Upon leaving the Soviet compound, Okunev gave Smith a leather tam to wear as a disguise, FBI Special Agent Peter Chase testified.

Smith, who is expected to take the stand at his trial, does not dispute he met with the Soviets, one of his attorneys told the jury yesterday. But it was not to betray his country, said A. Brent Carruth.

There is more to the story laid out by the prosecutor, Carruth said.

When Smith "gave authorized information," to the Soviets, Carruth said, "he was working for the CIA" as part of an operation in which the agency was "hoping to rope one of the Soviet KGB personnel into talking with a U.S. agent" by feeding him useless "chicken-feed" information.
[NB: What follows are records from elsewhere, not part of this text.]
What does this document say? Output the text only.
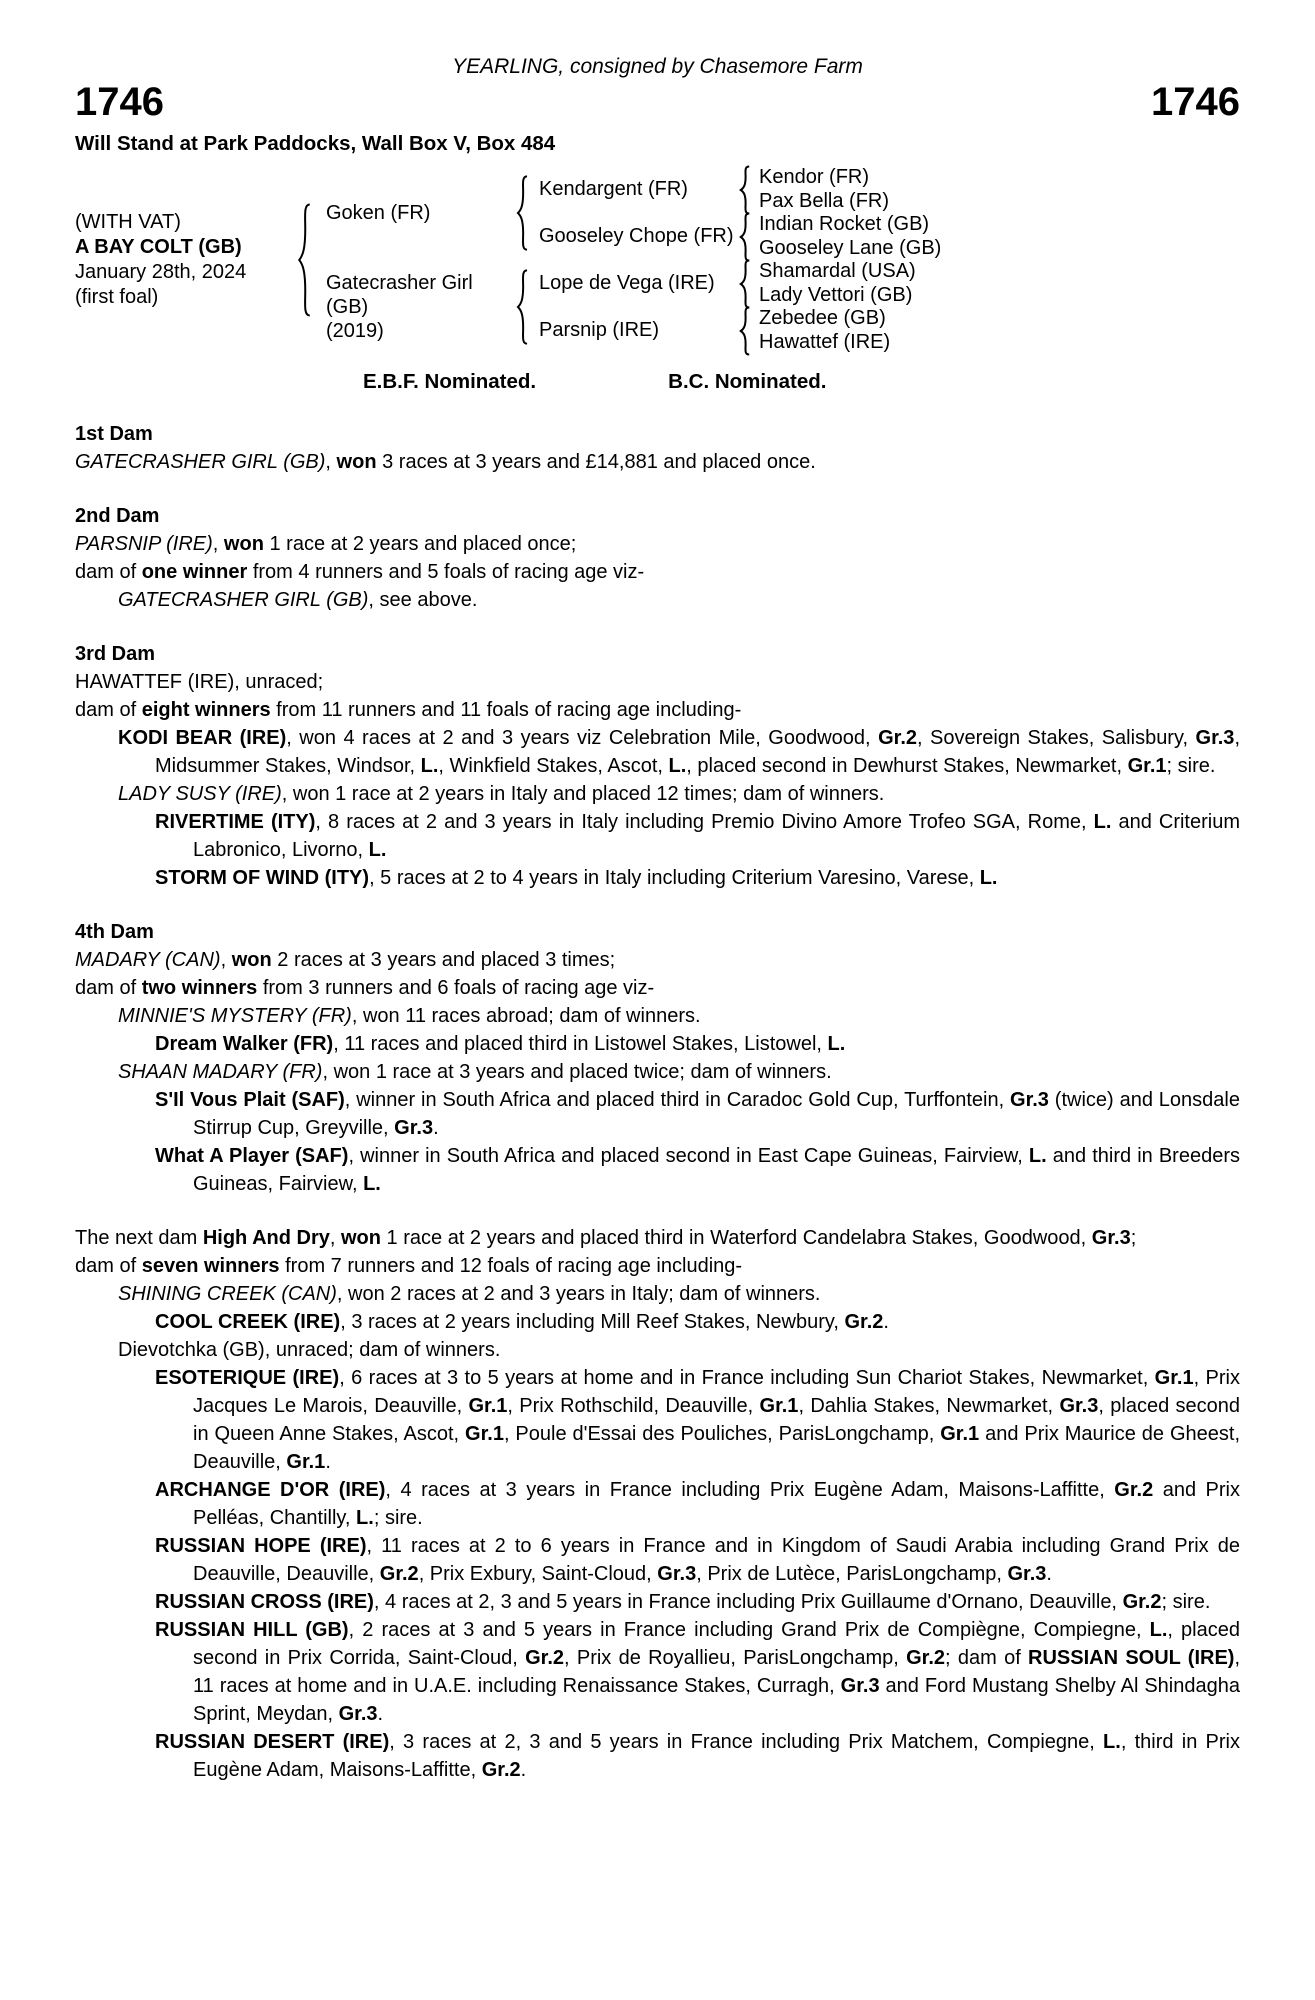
YEARLING, consigned by Chasemore Farm
1746	1746
Will Stand at Park Paddocks, Wall Box V, Box 484
(WITH VAT)
A BAY COLT (GB)
January 28th, 2024
(first foal)
Goken (FR)
Kendargent (FR)
Kendor (FR)
Pax Bella (FR)
Gooseley Chope (FR)
Indian Rocket (GB)
Gooseley Lane (GB)
Gatecrasher Girl (GB)
(2019)
Lope de Vega (IRE)
Shamardal (USA)
Lady Vettori (GB)
Parsnip (IRE)
Zebedee (GB)
Hawattef (IRE)
E.B.F. Nominated.	B.C. Nominated.
1st Dam

GATECRASHER GIRL (GB), won 3 races at 3 years and £14,881 and placed once.

2nd Dam

PARSNIP (IRE), won 1 race at 2 years and placed once;

dam of one winner from 4 runners and 5 foals of racing age viz-

GATECRASHER GIRL (GB), see above.

3rd Dam

HAWATTEF (IRE), unraced;

dam of eight winners from 11 runners and 11 foals of racing age including-

KODI BEAR (IRE), won 4 races at 2 and 3 years viz Celebration Mile, Goodwood, Gr.2, Sovereign Stakes, Salisbury, Gr.3, Midsummer Stakes, Windsor, L., Winkfield Stakes, Ascot, L., placed second in Dewhurst Stakes, Newmarket, Gr.1; sire.

LADY SUSY (IRE), won 1 race at 2 years in Italy and placed 12 times; dam of winners.

RIVERTIME (ITY), 8 races at 2 and 3 years in Italy including Premio Divino Amore Trofeo SGA, Rome, L. and Criterium Labronico, Livorno, L.

STORM OF WIND (ITY), 5 races at 2 to 4 years in Italy including Criterium Varesino, Varese, L.

4th Dam

MADARY (CAN), won 2 races at 3 years and placed 3 times;

dam of two winners from 3 runners and 6 foals of racing age viz-

MINNIE'S MYSTERY (FR), won 11 races abroad; dam of winners.

Dream Walker (FR), 11 races and placed third in Listowel Stakes, Listowel, L.

SHAAN MADARY (FR), won 1 race at 3 years and placed twice; dam of winners.

S'Il Vous Plait (SAF), winner in South Africa and placed third in Caradoc Gold Cup, Turffontein, Gr.3 (twice) and Lonsdale Stirrup Cup, Greyville, Gr.3.

What A Player (SAF), winner in South Africa and placed second in East Cape Guineas, Fairview, L. and third in Breeders Guineas, Fairview, L.

The next dam High And Dry, won 1 race at 2 years and placed third in Waterford Candelabra Stakes, Goodwood, Gr.3;

dam of seven winners from 7 runners and 12 foals of racing age including-

SHINING CREEK (CAN), won 2 races at 2 and 3 years in Italy; dam of winners.

COOL CREEK (IRE), 3 races at 2 years including Mill Reef Stakes, Newbury, Gr.2.

Dievotchka (GB), unraced; dam of winners.

ESOTERIQUE (IRE), 6 races at 3 to 5 years at home and in France including Sun Chariot Stakes, Newmarket, Gr.1, Prix Jacques Le Marois, Deauville, Gr.1, Prix Rothschild, Deauville, Gr.1, Dahlia Stakes, Newmarket, Gr.3, placed second in Queen Anne Stakes, Ascot, Gr.1, Poule d'Essai des Pouliches, ParisLongchamp, Gr.1 and Prix Maurice de Gheest, Deauville, Gr.1.

ARCHANGE D'OR (IRE), 4 races at 3 years in France including Prix Eugène Adam, Maisons-Laffitte, Gr.2 and Prix Pelléas, Chantilly, L.; sire.

RUSSIAN HOPE (IRE), 11 races at 2 to 6 years in France and in Kingdom of Saudi Arabia including Grand Prix de Deauville, Deauville, Gr.2, Prix Exbury, Saint-Cloud, Gr.3, Prix de Lutèce, ParisLongchamp, Gr.3.

RUSSIAN CROSS (IRE), 4 races at 2, 3 and 5 years in France including Prix Guillaume d'Ornano, Deauville, Gr.2; sire.

RUSSIAN HILL (GB), 2 races at 3 and 5 years in France including Grand Prix de Compiègne, Compiegne, L., placed second in Prix Corrida, Saint-Cloud, Gr.2, Prix de Royallieu, ParisLongchamp, Gr.2; dam of RUSSIAN SOUL (IRE), 11 races at home and in U.A.E. including Renaissance Stakes, Curragh, Gr.3 and Ford Mustang Shelby Al Shindagha Sprint, Meydan, Gr.3.

RUSSIAN DESERT (IRE), 3 races at 2, 3 and 5 years in France including Prix Matchem, Compiegne, L., third in Prix Eugène Adam, Maisons-Laffitte, Gr.2.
"Is this man a spy?" Carruth asked, referring to his client. "Yes, he is, for the United States for many years."

Carruth said testimony will show that Smith was contacted prior to his meetings with Okunev by two men who said they worked for the CIA and gave him a Honolulu telephone number for a CIA agent named Charles Richardson, alias Richard P. Cavannaugh.

Carruth portrayed Cavannaugh as an agent who did not report all his activities back to CIA headquarters and who "was lining his pockets with gold" from a Honolulu investment firm used as a front by the CIA.

"Even the CIA was taken in in this case," Carruth said.

A witness for the prosecution identified Cavannaugh yesterday as a supervisor in the San Francisco CIA office.